Running the risk of incurring wrath from beer producers all over the world, there does seem to be one particular beer style which attracts more attention than any other, and keeps reinventing itself to appeal to new generations of drinkers. IPA invariably features in the top 5 selling cask beers in the UK, and there is one brand which has consistently topped the leaderboard in Cask Marque’s Hall of Fame voted for by the Caskfinder Ale Trailers. It’s a strong IPA called Old Empire, brewed by Marstons.
Now I’ve written before about the origin of IPAs and the story behind them. But I’ve currently got four beer books in front of me and they all tell a slightly different story about how, where and why IPA grew to dominate the worlds brewing landscape. The more I research it, the more convoluted and cloudy the origins become, depending on which book I’m reading.
So whilst it’s fascinating to keep peeling back the layers and trying to get to the true story of IPA, I’ll stick to some facts I know and I’ll get onto why I’m writing about Old Empire this week.
Up until 60 years ago, the 24th May was celebrated with Empire Day, a day to celebrate pride in the achievements of Britain and its colonies, which accounted for around a quarter of the world’s population at one time. Patriotic songs were sung in schools, flags waved and tales of heroism recounted. How brave the British were by marching into foreign countries and dictating how they should be run! Britannia ruled the waves!

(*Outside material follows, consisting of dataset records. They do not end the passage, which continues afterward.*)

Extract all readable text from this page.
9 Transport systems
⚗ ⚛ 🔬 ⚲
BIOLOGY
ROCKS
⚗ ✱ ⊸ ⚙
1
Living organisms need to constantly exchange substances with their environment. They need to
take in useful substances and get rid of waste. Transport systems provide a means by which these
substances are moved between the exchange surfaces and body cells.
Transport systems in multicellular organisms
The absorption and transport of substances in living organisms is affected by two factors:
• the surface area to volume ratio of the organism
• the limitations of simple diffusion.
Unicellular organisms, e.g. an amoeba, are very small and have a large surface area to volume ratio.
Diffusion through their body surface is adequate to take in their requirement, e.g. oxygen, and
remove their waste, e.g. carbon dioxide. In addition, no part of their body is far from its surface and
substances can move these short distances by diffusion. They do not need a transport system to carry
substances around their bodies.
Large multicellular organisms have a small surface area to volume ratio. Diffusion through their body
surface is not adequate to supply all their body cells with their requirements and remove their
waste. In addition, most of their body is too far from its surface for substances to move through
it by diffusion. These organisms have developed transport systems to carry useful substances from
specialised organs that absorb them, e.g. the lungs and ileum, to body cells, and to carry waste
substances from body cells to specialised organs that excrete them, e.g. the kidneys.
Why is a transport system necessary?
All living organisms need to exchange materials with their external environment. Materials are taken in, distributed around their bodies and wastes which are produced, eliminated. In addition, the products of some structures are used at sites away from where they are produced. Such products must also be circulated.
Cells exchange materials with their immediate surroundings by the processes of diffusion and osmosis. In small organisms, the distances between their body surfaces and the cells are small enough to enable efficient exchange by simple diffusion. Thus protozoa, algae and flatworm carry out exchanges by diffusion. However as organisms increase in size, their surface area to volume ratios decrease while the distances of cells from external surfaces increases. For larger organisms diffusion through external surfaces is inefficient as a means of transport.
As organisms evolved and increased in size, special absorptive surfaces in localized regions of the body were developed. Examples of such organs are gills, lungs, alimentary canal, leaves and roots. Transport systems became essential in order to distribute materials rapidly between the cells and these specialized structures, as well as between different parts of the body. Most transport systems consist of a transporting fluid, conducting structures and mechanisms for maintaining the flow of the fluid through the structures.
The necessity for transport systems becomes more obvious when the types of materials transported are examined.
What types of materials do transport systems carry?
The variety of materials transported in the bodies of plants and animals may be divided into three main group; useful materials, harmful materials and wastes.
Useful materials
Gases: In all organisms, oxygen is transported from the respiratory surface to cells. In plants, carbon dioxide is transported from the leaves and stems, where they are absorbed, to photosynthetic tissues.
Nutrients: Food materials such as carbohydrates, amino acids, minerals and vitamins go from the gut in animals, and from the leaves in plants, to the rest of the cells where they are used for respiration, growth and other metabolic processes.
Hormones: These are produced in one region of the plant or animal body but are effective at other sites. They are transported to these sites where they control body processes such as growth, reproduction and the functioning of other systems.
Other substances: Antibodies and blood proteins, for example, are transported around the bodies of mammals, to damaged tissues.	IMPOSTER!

But as political views and the world changed as the Second World War drew to a close, Empire Day started to look slightly embarrassing. A little bit despotic, slightly tyrannical. So Empire Day was quietly pensioned off in 1958 and has subsequently been replaced with the more inclusive Commonwealth Day, celebrated in March.
What does remain is a thirst to create the type of beer that was once shipped around the world from towns such as Burton-upon-Trent. Which is where our Old Empire comes in. Originally developed in 2003, Marstons engaged the services of Roger Protz to advise how the beer should look, smell and taste.
What emerged was a powerful 5.7% beer, brewed using only Optic malt. This is a full flavoured, biscuity tasting malt, but it’s subtle, allowing other flavours to shine – particularly hops. Earthy, spicy, floral British hops are added to the brew, which when married with the Optic malt produces a classic English ale. Then American hops are added to give it that hop-bomb aroma and a ‘dash of lime’ flavour.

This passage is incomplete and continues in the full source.